The results had not been officially announced as of late Wednesday. But officials with the army-backed Union Solidarity and Development Party told reporters that their candidates appeared to have won as many as 80% of the seats in parliament.
The victory was widely expected because the military government, which has ruled for 48 years, wrote the constitution and the election rules to its advantage. But some observers had hoped that final results would give pro-democracy candidates 25% to 30% of the seats in parliament, allowing them enough leverage to gradually increase attention paid to bread-and-butter issues.
Six parties have accused the Union Solidarity and Development Party — which is stacked with former generals closely linked to 77-year-old paramount leader Senior Gen. Than Shwe — of election fraud, with most of the charges related to advance voting.
Even mounting a formal challenge would be an exercise in futility, many here said. “It’s authoritarianism,” said one education official who had hoped for some greater voice for opposition groups. “They weren’t satisfied with 60 or 70%. They want absolute control.”
Others said it was naive to ever think there would be a change after so many decades of military rule, citing the crackdown in 2007 against monks who were protesting the high inflation rate and allegations that the government, to maintain political control, withheld aid to its own citizens after Cyclone Nargis devastated areas of the country in 2008.

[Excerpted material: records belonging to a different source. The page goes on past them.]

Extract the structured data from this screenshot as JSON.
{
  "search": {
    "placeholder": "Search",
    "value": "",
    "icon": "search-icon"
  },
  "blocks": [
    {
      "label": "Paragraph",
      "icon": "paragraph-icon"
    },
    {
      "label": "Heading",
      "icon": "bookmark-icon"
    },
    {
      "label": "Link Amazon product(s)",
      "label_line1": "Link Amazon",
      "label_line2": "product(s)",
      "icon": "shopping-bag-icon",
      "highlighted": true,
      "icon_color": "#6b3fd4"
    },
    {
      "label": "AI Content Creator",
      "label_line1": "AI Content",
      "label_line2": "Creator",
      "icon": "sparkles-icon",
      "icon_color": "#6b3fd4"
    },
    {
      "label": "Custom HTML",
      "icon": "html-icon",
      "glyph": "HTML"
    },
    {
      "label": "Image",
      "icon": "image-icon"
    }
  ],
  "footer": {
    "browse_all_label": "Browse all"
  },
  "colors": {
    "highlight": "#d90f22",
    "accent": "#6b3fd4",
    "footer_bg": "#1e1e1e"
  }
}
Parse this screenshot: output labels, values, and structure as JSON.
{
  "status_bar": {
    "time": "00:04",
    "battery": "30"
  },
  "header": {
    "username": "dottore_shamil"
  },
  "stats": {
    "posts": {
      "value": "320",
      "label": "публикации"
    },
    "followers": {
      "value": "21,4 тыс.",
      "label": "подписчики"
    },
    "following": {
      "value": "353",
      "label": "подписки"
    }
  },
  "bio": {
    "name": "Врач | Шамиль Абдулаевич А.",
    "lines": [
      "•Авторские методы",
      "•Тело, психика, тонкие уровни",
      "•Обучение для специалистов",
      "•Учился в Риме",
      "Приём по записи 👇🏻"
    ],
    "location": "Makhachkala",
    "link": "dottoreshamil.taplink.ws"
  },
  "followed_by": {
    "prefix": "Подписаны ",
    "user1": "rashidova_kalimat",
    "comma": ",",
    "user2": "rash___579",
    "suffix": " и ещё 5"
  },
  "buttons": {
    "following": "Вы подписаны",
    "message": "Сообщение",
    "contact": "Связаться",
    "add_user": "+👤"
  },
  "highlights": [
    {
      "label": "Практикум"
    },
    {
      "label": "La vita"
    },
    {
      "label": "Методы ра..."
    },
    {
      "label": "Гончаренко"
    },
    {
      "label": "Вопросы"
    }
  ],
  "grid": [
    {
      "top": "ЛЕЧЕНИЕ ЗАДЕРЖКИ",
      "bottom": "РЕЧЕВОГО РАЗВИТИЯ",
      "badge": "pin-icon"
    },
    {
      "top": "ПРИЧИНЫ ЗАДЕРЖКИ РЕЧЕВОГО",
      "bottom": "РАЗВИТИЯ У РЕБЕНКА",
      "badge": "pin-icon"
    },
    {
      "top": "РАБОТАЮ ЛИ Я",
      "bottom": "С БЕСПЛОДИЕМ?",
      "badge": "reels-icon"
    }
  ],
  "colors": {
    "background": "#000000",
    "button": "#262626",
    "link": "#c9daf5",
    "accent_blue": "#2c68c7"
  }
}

“They cheated before the vote, they cheated after,” said a Yangon resident who opted not to vote and requested anonymity. “I just hope they let the lady out. But they’ve already promised so many things and not delivered.”
“The lady” is a reference to Aung San Suu Kyi, the 65-year-old Nobel Peace Prize laureate and democracy activist who is scheduled to be released Saturday from house arrest. She’s been in detention for 15 of the last 21 years.
The United States, Britain, Japan and the European Union repeated calls this week to free Suu Kyi, whose National League for Democracy refused to take part in the election and was forced to disband. The party’s landslide victory over the army-backed incumbent in 1990, which was subsequently disallowed by the military government, , was an outcome the leaders were determined not to repeat.
China, which has strong economic links with Myanmar, also known as Burma, and Russia praised Sunday’s election as a step forward.